Mais de 100 lotes contaminados
A Anvisa adiou nesta quarta-feira (13) a análise do recurso apresentado pela Química Amparo contra a suspensão da fabricação, venda e uso de produtos da marca. Com o recurso, a empresa poderia retomar a fabricação dos produtos até a análise, mas optou por não fazê-lo.

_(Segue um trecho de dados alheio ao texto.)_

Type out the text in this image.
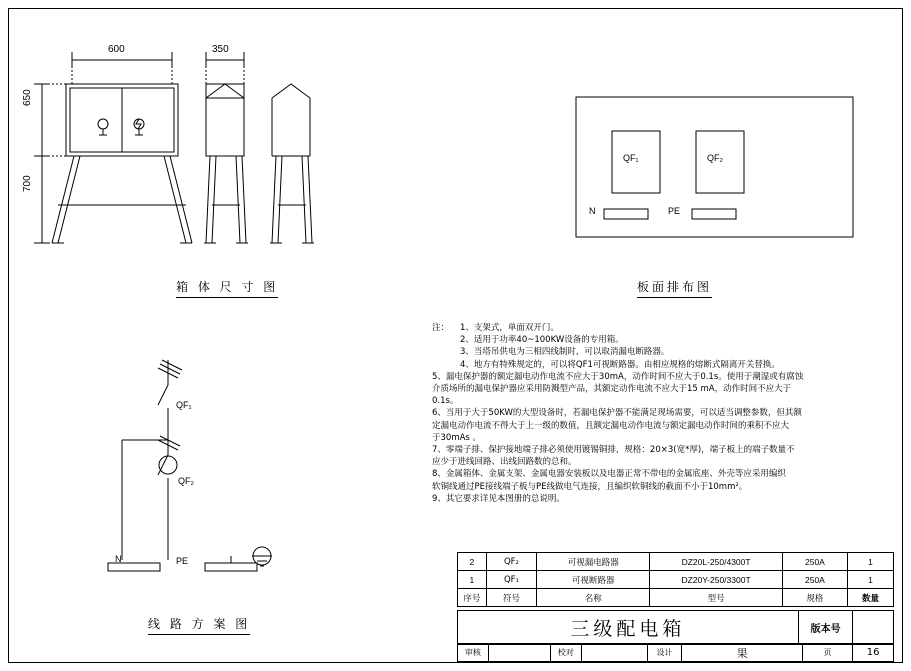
600	350
650
700
箱 体 尺 寸 图
QF₁	QF₂
N	PE
板面排布图
QF₁
QF₂
N	PE
线 路 方 案 图
注： 1、支架式，单面双开门。
2、适用于功率40~100KW设备的专用箱。
3、当塔吊供电为三相四线制时，可以取消漏电断路器。
4、地方有特殊规定的，可以将QF1可视断路器。由相应规格的熔断式隔离开关替换。
5、漏电保护器的额定漏电动作电流不应大于30mA，动作时间不应大于0.1s。使用于潮湿或有腐蚀
介质场所的漏电保护器应采用防溅型产品，其额定动作电流不应大于15 mA，动作时间不应大于
0.1s。
6、当用于大于50KW的大型设备时，若漏电保护器不能满足现场需要，可以适当调整参数，但其额
定漏电动作电流不得大于上一级的数值，且额定漏电动作电流与额定漏电动作时间的乘积不应大
于30mAs 。
7、零端子排、保护接地端子排必须使用镀锡铜排，规格：20×3(宽*厚)，端子板上的端子数量不
应少于进线回路、出线回路数的总和。
8、金属箱体、金属支架、金属电器安装板以及电器正常不带电的金属底座、外壳等应采用编织
软铜线通过PE接线端子板与PE线做电气连接，且编织软铜线的截面不小于10mm²。
9、其它要求详见本图册的总说明。
2	QF₂	可视漏电路器	DZ20L-250/4300T	250A	1
1	QF₁	可视断路器	DZ20Y-250/3300T	250A	1
序号	符号	名称	型号	规格	数量
三级配电箱	版本号	
审核		校对		设计	果	页	16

De acordo com diretor-presidente da Anvisa, Leandro Safatle, em fiscalização realizada em abril deste ano, as equipes da Anvisa, em conjunto com o Centro de Vigilância Sanitária do Estado de São Paulo e a Vigilância Municipal de Amparo, encontraram 76 irregularidades na unidade, como a presença da bactéria Pseudomonas aeruginosa em mais de 100 lotes de 24 produtos diferentes.
Safatle afirmou que a Agência e a empresa têm realizado reuniões técnicas para “mitigação dos riscos sanitários”. A previsão, segundo o presidente, é que a empresa apresente nesta quinta-feira (14) medidas para correção das irregularidades encontradas na fábrica. Durante a última reunão, na terça-feira (12), a Ypê apresentou 239 ações para corrigir as irregularidades apontadas pela Anvisa.
*Com informações de Folha de S. Paulo.